You don’t even need that “not bound by logic” stuff. A sufficiently intelligent non-god mortal being could know all there is to know about an emotion without feeling it. Maybe even some humans could.

I know! Atheists need to grow up and start believing in the invisible man in the sky that hears you think and gets mad when you touch yourself.

Well, if God can do the logically impossible then He could stop us from hurting one another while simultaneously preserving our free will. It’s logically impossible, but if He could do logically impossible things then it wouldn’t be a problem. Why, then, if God is capable of performing logically impossible acts, did he allow such atrocities as the Holocaust and the Spanish Inquisition to take place? Is God a monster?

If He feels everything at once, He is not all-loving. He is part-loving. As you said, He could feel all things with love conquering all other emotions. But that’s still not all-loving and therefore not omnimax, technically speaking.

(Repeating my point) Deists believe that great watches don’t need to be repaired constantly: they are created and then left to operate without intervention. Similarly, God creates the universe and then, in His perfection, moves on to other matters. I understand that this theory was popular during the Enlightenment.

There’s no reason to believe that an omnimax God would leave behind fingerprints. Just because a God can do something, doesn’t imply that He will.

Psycho-sociological argument: only partly substantive. Historically, it’s false insofar as the Enlightenment is concerned. Substantively, theists typically claim that God doesn’t leave fingerprints because of a) it’s a mystery! and b) He wants scope for free will. POE probably defeats that IMHO, but that’s another argument.

ETA: Cort: I wasn’t aware that POE implies doubly for the logic-bending pretzel God. Interesting.

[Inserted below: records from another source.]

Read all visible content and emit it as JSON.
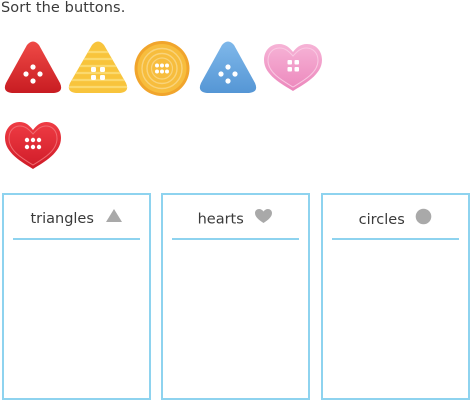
{
  "prompt": "Sort the buttons.",
  "buttons": [
    {
      "shape": "triangle",
      "color": "#dd2a2a",
      "holes": 4
    },
    {
      "shape": "triangle",
      "color": "#f7c33a",
      "holes": 4
    },
    {
      "shape": "circle",
      "color": "#f5b335",
      "holes": 6
    },
    {
      "shape": "triangle",
      "color": "#6ba8e0",
      "holes": 4
    },
    {
      "shape": "heart",
      "color": "#f19ac8",
      "holes": 4
    },
    {
      "shape": "heart",
      "color": "#e02733",
      "holes": 6
    }
  ],
  "bins": [
    {
      "label": "triangles",
      "icon": "triangle-icon"
    },
    {
      "label": "hearts",
      "icon": "heart-icon"
    },
    {
      "label": "circles",
      "icon": "circle-icon"
    }
  ],
  "colors": {
    "bin_border": "#8ed3ef",
    "icon_gray": "#a9a9a9"
  }
}
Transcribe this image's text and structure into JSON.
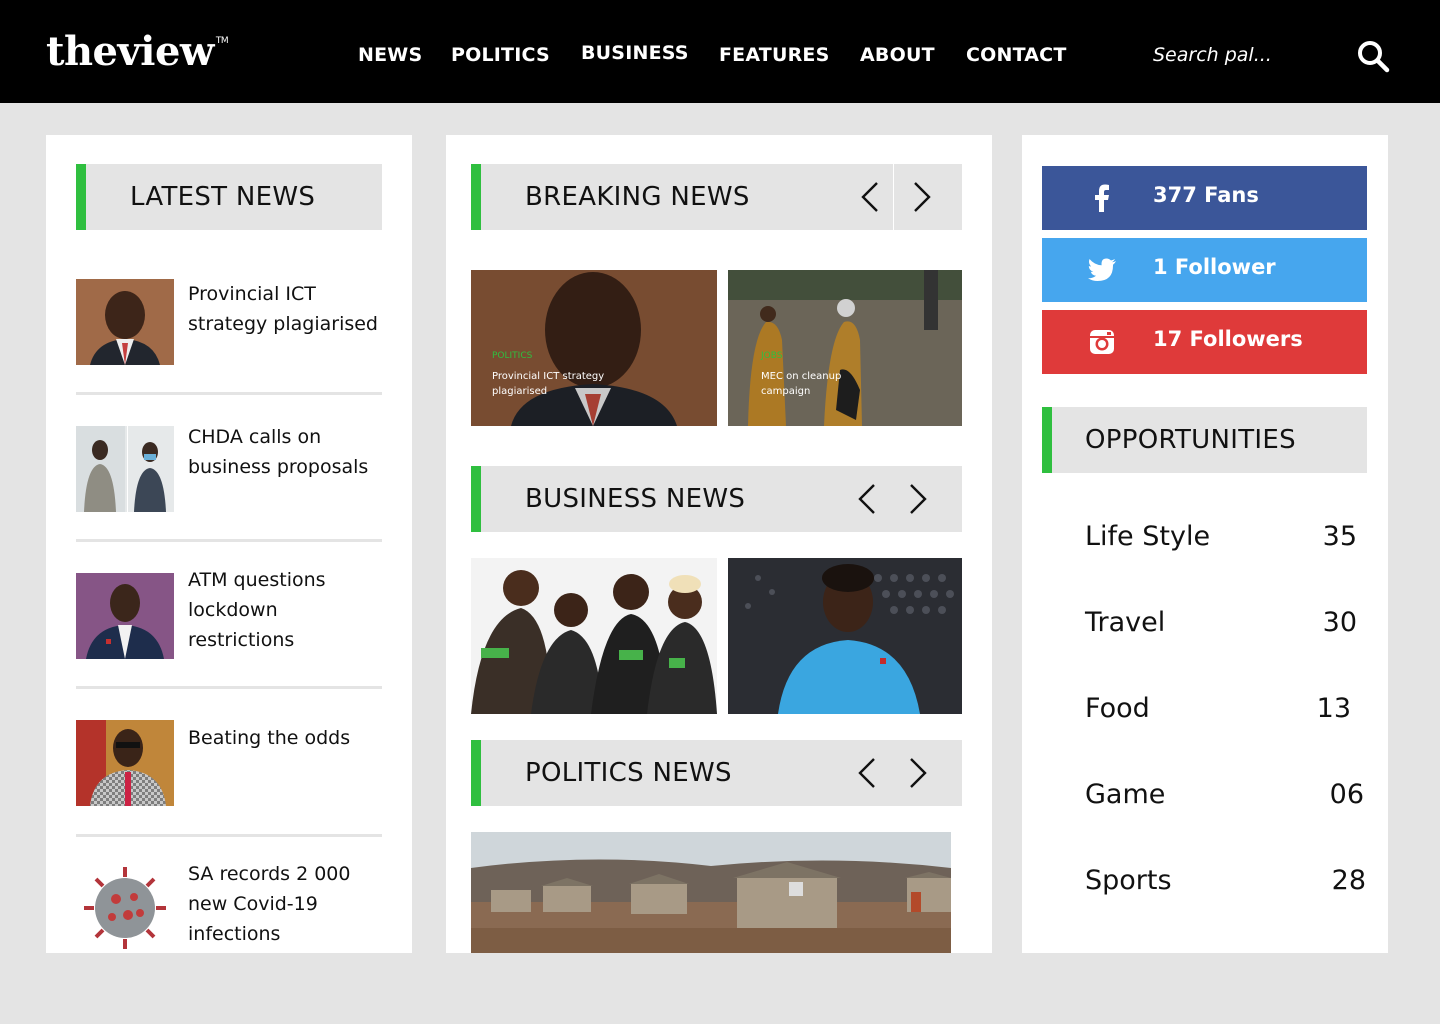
{
  "header": {
    "logo": "theview",
    "logo_tm": "TM",
    "nav": [
      "NEWS",
      "POLITICS",
      "BUSINESS",
      "FEATURES",
      "ABOUT",
      "CONTACT"
    ],
    "search_placeholder": "Search pal..."
  },
  "latest": {
    "title": "LATEST NEWS",
    "items": [
      {
        "title": " Provincial ICT strategy plagiarised"
      },
      {
        "title": "CHDA calls on business proposals"
      },
      {
        "title": "ATM questions lockdown restrictions"
      },
      {
        "title": "Beating the odds"
      },
      {
        "title": "SA records 2 000 new Covid-19 infections"
      }
    ]
  },
  "breaking": {
    "title": "BREAKING NEWS",
    "cards": [
      {
        "category": "POLITICS",
        "caption_line1": "Provincial ICT strategy",
        "caption_line2": "plagiarised"
      },
      {
        "category": "JOBS",
        "caption_line1": "MEC on cleanup",
        "caption_line2": "campaign"
      }
    ]
  },
  "business": {
    "title": "BUSINESS NEWS"
  },
  "politics": {
    "title": "POLITICS NEWS"
  },
  "social": {
    "facebook": {
      "label": "377 Fans",
      "color": "#3b5699"
    },
    "twitter": {
      "label": "1 Follower",
      "color": "#46a6ee"
    },
    "instagram": {
      "label": "17 Followers",
      "color": "#df3a3a"
    }
  },
  "opportunities": {
    "title": "OPPORTUNITIES",
    "items": [
      {
        "name": "Life Style",
        "count": "35"
      },
      {
        "name": "Travel",
        "count": "30"
      },
      {
        "name": "Food",
        "count": "13"
      },
      {
        "name": "Game",
        "count": "06"
      },
      {
        "name": "Sports",
        "count": "28"
      }
    ]
  },
  "colors": {
    "accent": "#2fbf3f",
    "header_bg": "#000000",
    "page_bg": "#e4e4e4"
  }
}
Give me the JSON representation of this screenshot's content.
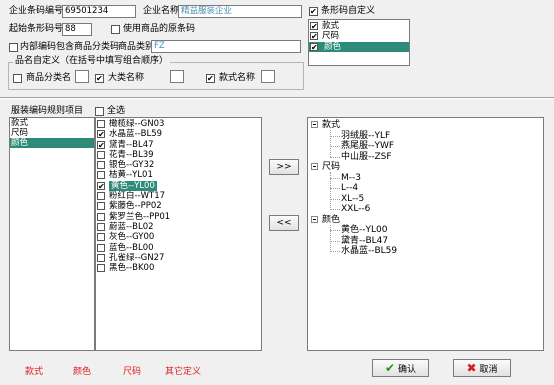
{
  "header": {
    "company_code_label": "企业条码编号",
    "company_code_value": "69501234",
    "company_name_label": "企业名称",
    "company_name_value": "精益服装企业",
    "start_barcode_label": "起始条形码号",
    "start_barcode_value": "88",
    "use_original_label": "使用商品的原条码",
    "internal_code_label": "内部编码包含商品分类码",
    "category_label": "商品类别",
    "category_value": "FZ",
    "custom_barcode_label": "条形码自定义"
  },
  "barcode_custom_list": [
    {
      "label": "款式",
      "checked": true,
      "selected": false
    },
    {
      "label": "尺码",
      "checked": true,
      "selected": false
    },
    {
      "label": "颜色",
      "checked": true,
      "selected": true
    }
  ],
  "name_group": {
    "title": "品名自定义（在括号中填写组合顺序）",
    "items": [
      {
        "label": "商品分类名",
        "checked": false,
        "value": ""
      },
      {
        "label": "大类名称",
        "checked": true,
        "value": ""
      },
      {
        "label": "款式名称",
        "checked": true,
        "value": ""
      }
    ]
  },
  "rules": {
    "title": "服装编码规则项目",
    "select_all_label": "全选",
    "items": [
      {
        "label": "款式",
        "selected": false
      },
      {
        "label": "尺码",
        "selected": false
      },
      {
        "label": "颜色",
        "selected": true
      }
    ]
  },
  "colors": [
    {
      "label": "橄榄绿--GN03",
      "checked": false,
      "selected": false
    },
    {
      "label": "水晶蓝--BL59",
      "checked": true,
      "selected": false
    },
    {
      "label": "黛青--BL47",
      "checked": true,
      "selected": false
    },
    {
      "label": "花青--BL39",
      "checked": false,
      "selected": false
    },
    {
      "label": "银色--GY32",
      "checked": false,
      "selected": false
    },
    {
      "label": "桔黄--YL01",
      "checked": false,
      "selected": false
    },
    {
      "label": "黄色--YL00",
      "checked": true,
      "selected": true
    },
    {
      "label": "粉红白--WT17",
      "checked": false,
      "selected": false
    },
    {
      "label": "紫藤色--PP02",
      "checked": false,
      "selected": false
    },
    {
      "label": "紫罗兰色--PP01",
      "checked": false,
      "selected": false
    },
    {
      "label": "蔚蓝--BL02",
      "checked": false,
      "selected": false
    },
    {
      "label": "灰色--GY00",
      "checked": false,
      "selected": false
    },
    {
      "label": "蓝色--BL00",
      "checked": false,
      "selected": false
    },
    {
      "label": "孔雀绿--GN27",
      "checked": false,
      "selected": false
    },
    {
      "label": "黑色--BK00",
      "checked": false,
      "selected": false
    }
  ],
  "arrows": {
    "add": ">>",
    "remove": "<<"
  },
  "tree": {
    "groups": [
      {
        "label": "款式",
        "children": [
          "羽绒服--YLF",
          "燕尾服--YWF",
          "中山服--ZSF"
        ]
      },
      {
        "label": "尺码",
        "children": [
          "M--3",
          "L--4",
          "XL--5",
          "XXL--6"
        ]
      },
      {
        "label": "颜色",
        "children": [
          "黄色--YL00",
          "黛青--BL47",
          "水晶蓝--BL59"
        ]
      }
    ]
  },
  "footer": {
    "tabs": [
      "款式",
      "颜色",
      "尺码",
      "其它定义"
    ],
    "confirm_label": "确认",
    "cancel_label": "取消",
    "confirm_color": "#1a9a1a",
    "cancel_color": "#d02020"
  }
}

I would argue that this like every other notation about “God” given here is culturally bound, in either the “Christian” or “Anti-Christian” preconception of “God”. If you break free from these cultural phenomena and basically European influenced ideas of “God” then you begin to free yourself from some of the cultural and linguistic hazards of all of the argument’s so far given. If you adopt the concept of the Hindu structure you find that our soul’s (for lack of a better translation) go on indefinitely. There for birth, life and death are nothing more than a stage of development. And every argument given to this point is useless. The stupidity of the immovable rock is just a level of development away from being moved, the argument of perfection, is believed to be based on current state of your mind, which is not yet perfect, there for your language is insufficient by definition to begin to make the argument of perfection. Consequently none of the things above apply. The omni concept is in the final stage of development and understanding, and a parent allows the child to learn to trust, by telling the child “no the stove is hot”, but does not stop the child from touching it, to prove to the child the truth of the concept (note not the words – they may change with the language) God (The truth) allows the development of self will, and freedom of choice, to expand the ability to learn, sometime a truth, sometimes as an example to others what not to do. Those intelligent enough to grasp the idea of gravity wont jump off the mile high cliff, those that don’t, serve as an example of “what should not be done” to others. Evil, is merely a convenience to define what we don’t like, but makes room for others to grow and possibly thrive. You might argue that Darwin was the interpreter of the rules, for how god improves the life forms here on earth. If you or others around you were never to die, would you learn? The consequences of choice, create situations of advantage or disadvantage. Make the wrong choice and your life ends, but your example becomes one of what not to do to the observer, adding a data point in the collection of intelligence pool.
Kick these ideas around for a bit.

But he’s able to do both; and for both to be non-contradictory. He knows that he will have beer, and remains correct when he chooses to have milk. Logic simply doesn’t work when you’re talking about [for want of a better word, although it always sounds patronizing to me) “magic”.